The imputation methods: This list displays all the imputation methods. Users can make one selection. (1) 'Below 10 NA's of one variable will be replaced by the value which equals to the minimum of the variable minus 10 For categorical variables, NA's are treated as a new category. Under this status the selected conditioning variables are ignored. If the data are already imputed, then this item will show the imputed result. (2) 'Simple' will create three tabs: Median, Mean, and Random Value. 'Median' means NA's will be replaced by the median of this variable (omit NA's). 'Mean' means NA's will be replaced by the mean of the variable (omit NA's). The median does not apply to the nominal variable, neither does the mean to the categorical variable. In these cases the mode (omit NA's) is provided. 'Random Value' means NA's will be replaced by any values of this variable (omit NA's) which are randomly selected. (3) 'Neighbor' contains two methods: 'Average Neighbor' and 'Random Neighbor'. 'Average Neighbor' will replace the NA's by the mean of the nearest neighbors. 'Random Neighbor' substitutes the missing for a random sample of the k nearest neighbors.
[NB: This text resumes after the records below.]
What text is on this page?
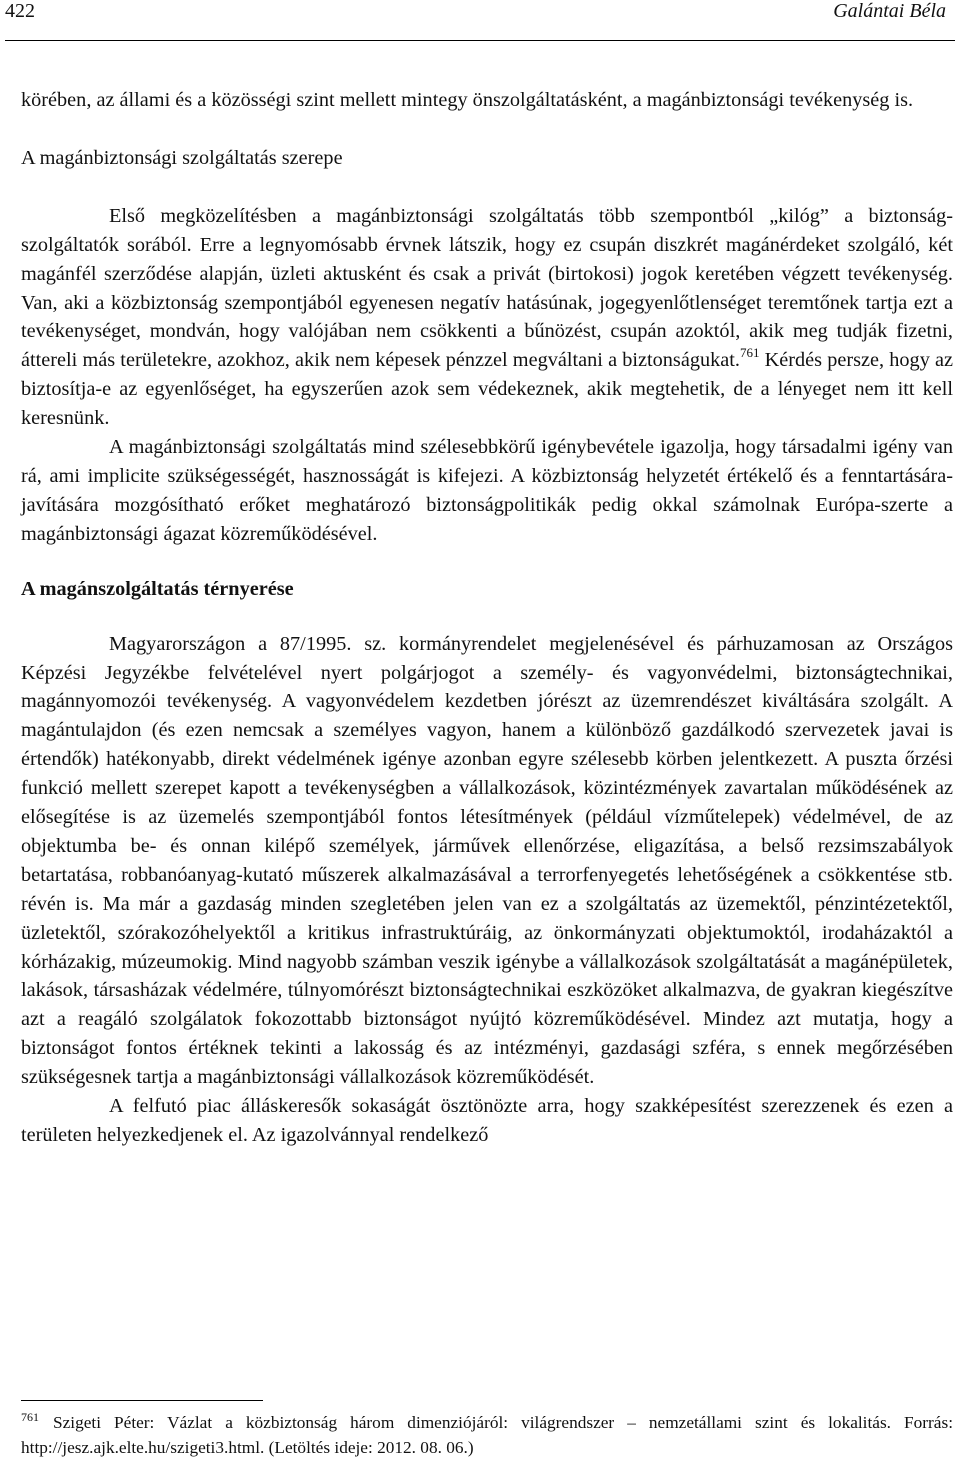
422	Galántai Béla

körében, az állami és a közösségi szint mellett mintegy önszolgáltatásként, a magánbiztonsági tevékenység is.

A magánbiztonsági szolgáltatás szerepe

Első megközelítésben a magánbiztonsági szolgáltatás több szempontból „kilóg” a biztonság-szolgáltatók sorából. Erre a legnyomósabb érvnek látszik, hogy ez csupán diszkrét magánérdeket szolgáló, két magánfél szerződése alapján, üzleti aktusként és csak a privát (birtokosi) jogok keretében végzett tevékenység. Van, aki a közbiztonság szempontjából egyenesen negatív hatásúnak, jogegyenlőtlenséget teremtőnek tartja ezt a tevékenységet, mondván, hogy valójában nem csökkenti a bűnözést, csupán azoktól, akik meg tudják fizetni, áttereli más területekre, azokhoz, akik nem képesek pénzzel megváltani a biztonságukat.$^{761}$ Kérdés persze, hogy az biztosítja-e az egyenlőséget, ha egyszerűen azok sem védekeznek, akik megtehetik, de a lényeget nem itt kell keresnünk.

A magánbiztonsági szolgáltatás mind szélesebbkörű igénybevétele igazolja, hogy társadalmi igény van rá, ami implicite szükségességét, hasznosságát is kifejezi. A közbiztonság helyzetét értékelő és a fenntartására-javítására mozgósítható erőket meghatározó biztonságpolitikák pedig okkal számolnak Európa-szerte a magánbiztonsági ágazat közreműködésével.

A magánszolgáltatás térnyerése

Magyarországon a 87/1995. sz. kormányrendelet megjelenésével és párhuzamosan az Országos Képzési Jegyzékbe felvételével nyert polgárjogot a személy- és vagyonvédelmi, biztonságtechnikai, magánnyomozói tevékenység. A vagyonvédelem kezdetben jórészt az üzemrendészet kiváltására szolgált. A magántulajdon (és ezen nemcsak a személyes vagyon, hanem a különböző gazdálkodó szervezetek javai is értendők) hatékonyabb, direkt védelmének igénye azonban egyre szélesebb körben jelentkezett. A puszta őrzési funkció mellett szerepet kapott a tevékenységben a vállalkozások, közintézmények zavartalan működésének az elősegítése is az üzemelés szempontjából fontos létesítmények (például vízműtelepek) védelmével, de az objektumba be- és onnan kilépő személyek, járművek ellenőrzése, eligazítása, a belső rezsimszabályok betartatása, robbanóanyag-kutató műszerek alkalmazásával a terrorfenyegetés lehetőségének a csökkentése stb. révén is. Ma már a gazdaság minden szegletében jelen van ez a szolgáltatás az üzemektől, pénzintézetektől, üzletektől, szórakozóhelyektől a kritikus infrastruktúráig, az önkormányzati objektumoktól, irodaházaktól a kórházakig, múzeumokig. Mind nagyobb számban veszik igénybe a vállalkozások szolgáltatását a magánépületek, lakások, társasházak védelmére, túlnyomórészt biztonságtechnikai eszközöket alkalmazva, de gyakran kiegészítve azt a reagáló szolgálatok fokozottabb biztonságot nyújtó közreműködésével. Mindez azt mutatja, hogy a biztonságot fontos értéknek tekinti a lakosság és az intézményi, gazdasági szféra, s ennek megőrzésében szükségesnek tartja a magánbiztonsági vállalkozások közreműködését.

A felfutó piac álláskeresők sokaságát ösztönözte arra, hogy szakképesítést szerezzenek és ezen a területen helyezkedjenek el. Az igazolvánnyal rendelkező

$^{761}$ Szigeti Péter: Vázlat a közbiztonság három dimenziójáról: világrendszer – nemzetállami szint és lokalitás. Forrás: http://jesz.ajk.elte.hu/szigeti3.html. (Letöltés ideje: 2012. 08. 06.)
The number of neighbors is default to 5, and can be changed by argument knn. The Neighbor methods require at lease one case to be complete, at least two variables to be selected, and no factor/character variables. The ordered factors are treated as integers. The method will return the overall mean or a global random sample value if the observation only contains NA's. (4) 'MI:areg' uses function aregImpute from package Hmisc. It requires at lease one case to be complete, and at least two variables to be selected. (5) 'MI:norm' uses function imp.norm from package norm. It requires all selected variables to be numeric(at least integer), and at least two variables to be selected. Sometimes it cannot converge, then the programme will leave NA's without imputation. (6) 'MI:mice' uses the mice package. The methods of the variables containing NA's must be attached with argument method. If not, then default methods are used. (7) 'MI:mi' employes the mi package.